CLR: How does Association of Cannabis Specialists align with your own personal values and life mission? 

Of course! That’s how it all got started, but I think I addressed that above. 

CLR: How do authenticity and trust factor into your mission with this association? 


Credibility is key. This is why scientific data informs all that we do.  Trust is mission critical, not just to the ACS but to the entire industry.  This is where we see a major problem.  Right now, there is too much emphasis on sales, and not enough on patient care. Trust in the industry will only come about through companies treating patients as patients, not consumers. Patients, by the very nature of being sick, are not simply consumers and not usually subject to the same caveat emptor view of consumers. Building trust among patients and their treating physicians will require understanding this and changing behavior accordingly.  In the end, that trust will pay off in sales. 

CLR: Generally speaking, what are/ have been the biggest challenges to launching the website and “meeting” with fellow Association members, especially in the middle of a pandemic? 

Interestingly, since we’re international in scope, we’ve always had to be decentralized. We’ve been meeting online since the beginning. The pandemic just reinforced that. We conduct committee meetings online, we hold our mentoring sessions online, it all just works.

We do look forward to a large, in-person convention in the next year or two, but we’ll have to see how things go with COVID first. 

CLR: Tell me about your personal vision for the U.S. Cannabis program in the year to come? —in 3 years?


The following whitepaper on the ACS website outlines in detail the ACS’s “Recommended Approach to Federal Cannabis Legalization for Medical Use”: https://secureservercdn.net/192.169.221.188/p1v.521.myftpupload.com/wp-content/uploads/2020/08/The-Association-of-Cannabis-Specialists-Recommended-Approach-to-Federal-Cannabis-Legalization-for-Medical-Use.pdf 

CLR: How do we get from here to there?  

Building the relationships we’ve discussed here is the start. Getting cannabis physicians and other clinicians a seat at the table in Washington to discuss how current bills impact patients is the next major step. 
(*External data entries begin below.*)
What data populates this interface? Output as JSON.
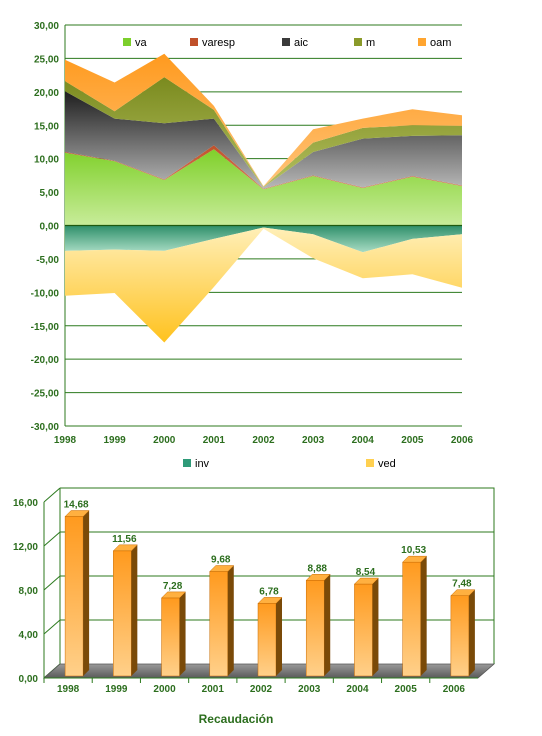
{
  "chart_data": [
    {
      "type": "area",
      "subtype": "stacked",
      "years": [
        "1998",
        "1999",
        "2000",
        "2001",
        "2002",
        "2003",
        "2004",
        "2005",
        "2006"
      ],
      "ylim": [
        -30,
        30
      ],
      "yticks": [
        "30,00",
        "25,00",
        "20,00",
        "15,00",
        "10,00",
        "5,00",
        "0,00",
        "-5,00",
        "-10,00",
        "-15,00",
        "-20,00",
        "-25,00",
        "-30,00"
      ],
      "grid": true,
      "series": [
        {
          "name": "va",
          "color": "#7ccf2c",
          "values": [
            10.9,
            9.6,
            6.8,
            11.4,
            5.4,
            7.4,
            5.6,
            7.3,
            5.9
          ]
        },
        {
          "name": "varesp",
          "color": "#c0502a",
          "values": [
            0.1,
            0.1,
            0.1,
            0.6,
            0.1,
            0.1,
            0.1,
            0.1,
            0.1
          ]
        },
        {
          "name": "aic",
          "color": "#3a3a3a",
          "values": [
            9.1,
            6.3,
            8.4,
            4.0,
            0.2,
            3.5,
            7.3,
            6.0,
            7.5
          ]
        },
        {
          "name": "m",
          "color": "#8a9a2a",
          "values": [
            1.5,
            1.1,
            6.9,
            1.3,
            0.1,
            1.4,
            1.6,
            1.6,
            1.4
          ]
        },
        {
          "name": "oam",
          "color": "#ffa530",
          "values": [
            3.2,
            4.3,
            3.5,
            0.6,
            0.1,
            2.0,
            1.4,
            2.4,
            1.6
          ]
        },
        {
          "name": "inv",
          "color": "#2e9a78",
          "values": [
            -3.8,
            -3.6,
            -3.8,
            -2.0,
            -0.3,
            -1.3,
            -4.0,
            -2.0,
            -1.3
          ]
        },
        {
          "name": "ved",
          "color": "#ffd050",
          "values": [
            -6.7,
            -6.5,
            -13.7,
            -7.2,
            -0.2,
            -3.6,
            -3.9,
            -5.3,
            -8.0
          ]
        }
      ]
    },
    {
      "type": "bar",
      "title": "Recaudación",
      "categories": [
        "1998",
        "1999",
        "2000",
        "2001",
        "2002",
        "2003",
        "2004",
        "2005",
        "2006"
      ],
      "values": [
        14.68,
        11.56,
        7.28,
        9.68,
        6.78,
        8.88,
        8.54,
        10.53,
        7.48
      ],
      "labels": [
        "14,68",
        "11,56",
        "7,28",
        "9,68",
        "6,78",
        "8,88",
        "8,54",
        "10,53",
        "7,48"
      ],
      "ylim": [
        0,
        16
      ],
      "yticks": [
        "16,00",
        "12,00",
        "8,00",
        "4,00",
        "0,00"
      ],
      "grid": true,
      "color": "#ff9a1e"
    }
  ]
}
CLR: What advice can you offer to others in the cannabis space?

Join the fight for patients! Join the ACS. In the end, it’s all about patient care. 

There are many in the industry who want to view patients as consumers with the goal of selling them whatever products they have. I think this is wrong, and wrong thinking. Leaving aside the ethical and trust issues that I’ve discussed above, here’s the simple math:  estimates in the US for the recreational user pool are about 20-30 million people. This seems like a good pie from which to get a slice until you consider that there are 180 million Americans over age 55, ALL of whom WILL develop medical problems (whether pain, anxiety, insomnia, cancer, etc.) that require actual cannabis treatment. Developing medically useful, trustworthy and reliable products and services will be the only way to address that pool.  Which pie would you rather have a slice of?

CLR: What keeps you awake at night?

The degree to which the current industry does not understand patients and is resisting learning how to serve their needs. (See above.) 

CLR: If you could plan your dream dinner party and invite five guests, who would they be and why these five guests?

First, just to get it said, it would not be a cannabis-infused party. Second, I’m going to assume that it will be to discuss cannabis, and therefore I shouldn’t invite Albert Einstein (since he’s dead).

I’d invite Joe Biden, Mitch McConnell, Earl Blumenauer, Cory Booker or AOC, and Nancy Pelosi.  I’d invite this group because each, in their own way, is standing in the way of patient care. 

Each is too focused on either SJ or industry profits. 

None are focused enough on the ways in which patient care is an issue of SJ, and that industry building will do better with regulation that supports trust and reliability. 

Who knows if I’d convince them, but I’m spending much of my life trying!